LONDON — BAe Systems has alerted its employees to an
imminent Al Qaida attack in Saudi Arabia.
BAe said the company has warned its 5,000 employees in Saudi Arabia of
an Islamic insurgency plot to target Westerners. About 40 percent of BAe's
workforce in Saudi Arabia is composed of Western nationals.
"We've raised our security status from amber to red," BAe spokesman
Walid Abu Khalid said. "We got intelligence that there is a threat from
terrorists. This threat is not specific to BAe. It's generic."
The BAe warning was the first issued by the company of an Al
Qaida-related strike. Western embassies have not reported the prospect of an
imminent attack.
But in Washington, the U.S. Homeland Security Department warned of an Al
Qaida attack outside of Iraq.

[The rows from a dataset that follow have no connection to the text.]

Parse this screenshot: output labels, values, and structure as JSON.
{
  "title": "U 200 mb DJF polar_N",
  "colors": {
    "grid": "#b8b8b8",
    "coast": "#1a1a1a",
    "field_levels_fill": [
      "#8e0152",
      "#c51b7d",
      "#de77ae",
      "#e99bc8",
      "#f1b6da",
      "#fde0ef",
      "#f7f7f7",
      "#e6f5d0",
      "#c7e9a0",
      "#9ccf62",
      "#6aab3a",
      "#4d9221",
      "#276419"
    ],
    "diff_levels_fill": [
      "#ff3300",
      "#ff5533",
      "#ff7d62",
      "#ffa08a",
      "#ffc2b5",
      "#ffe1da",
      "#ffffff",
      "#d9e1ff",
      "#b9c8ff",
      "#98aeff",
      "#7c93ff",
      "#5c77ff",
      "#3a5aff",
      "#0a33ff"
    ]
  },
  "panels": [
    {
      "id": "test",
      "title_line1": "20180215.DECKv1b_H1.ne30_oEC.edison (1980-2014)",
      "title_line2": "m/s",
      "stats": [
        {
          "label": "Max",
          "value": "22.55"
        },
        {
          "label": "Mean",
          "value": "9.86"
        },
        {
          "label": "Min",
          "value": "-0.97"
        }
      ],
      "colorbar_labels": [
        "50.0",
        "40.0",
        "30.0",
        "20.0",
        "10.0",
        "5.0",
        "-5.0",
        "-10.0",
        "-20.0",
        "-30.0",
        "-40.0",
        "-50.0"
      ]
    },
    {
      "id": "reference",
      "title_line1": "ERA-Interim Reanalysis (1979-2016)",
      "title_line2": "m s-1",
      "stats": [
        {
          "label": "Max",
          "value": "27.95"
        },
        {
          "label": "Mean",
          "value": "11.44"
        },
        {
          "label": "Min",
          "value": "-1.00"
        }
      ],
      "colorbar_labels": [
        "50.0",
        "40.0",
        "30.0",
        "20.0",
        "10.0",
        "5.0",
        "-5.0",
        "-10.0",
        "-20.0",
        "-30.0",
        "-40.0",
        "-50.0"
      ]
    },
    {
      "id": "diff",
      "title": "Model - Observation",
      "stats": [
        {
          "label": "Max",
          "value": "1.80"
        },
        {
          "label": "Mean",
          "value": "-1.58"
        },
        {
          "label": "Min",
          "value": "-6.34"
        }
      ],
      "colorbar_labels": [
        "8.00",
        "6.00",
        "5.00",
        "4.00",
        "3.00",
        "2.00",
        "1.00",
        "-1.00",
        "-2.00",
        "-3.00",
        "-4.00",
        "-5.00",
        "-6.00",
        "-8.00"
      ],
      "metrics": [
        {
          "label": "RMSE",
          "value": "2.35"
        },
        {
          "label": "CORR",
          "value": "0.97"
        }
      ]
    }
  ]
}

The department, citing intelligence gathered
in February, did not elaborate.
"The intelligence continues to be analyzed by the intelligence community
and all appropriate information will be passed on to homeland security
partners," Homeland Security Department spokesman Brian Roehrkasse said.
"The department has no plans at this time to raise the threat level based on
this nonspecific information."
Over the last two years, more than 1,000 Western staffers of BAe have
left Saudi Arabia. The company has offered salary increases of nearly $2,000
per month for Westerners who remain in the kingdom.
BAe has been the leading foreign contractor of Al Yamamah, the project
that has brought more than $40 billion worth of aircraft and ships to Saudi
Arabia in the 1980s and 1990s. Over the last five years, Al Yamamah has
turned into a maintenance and training program.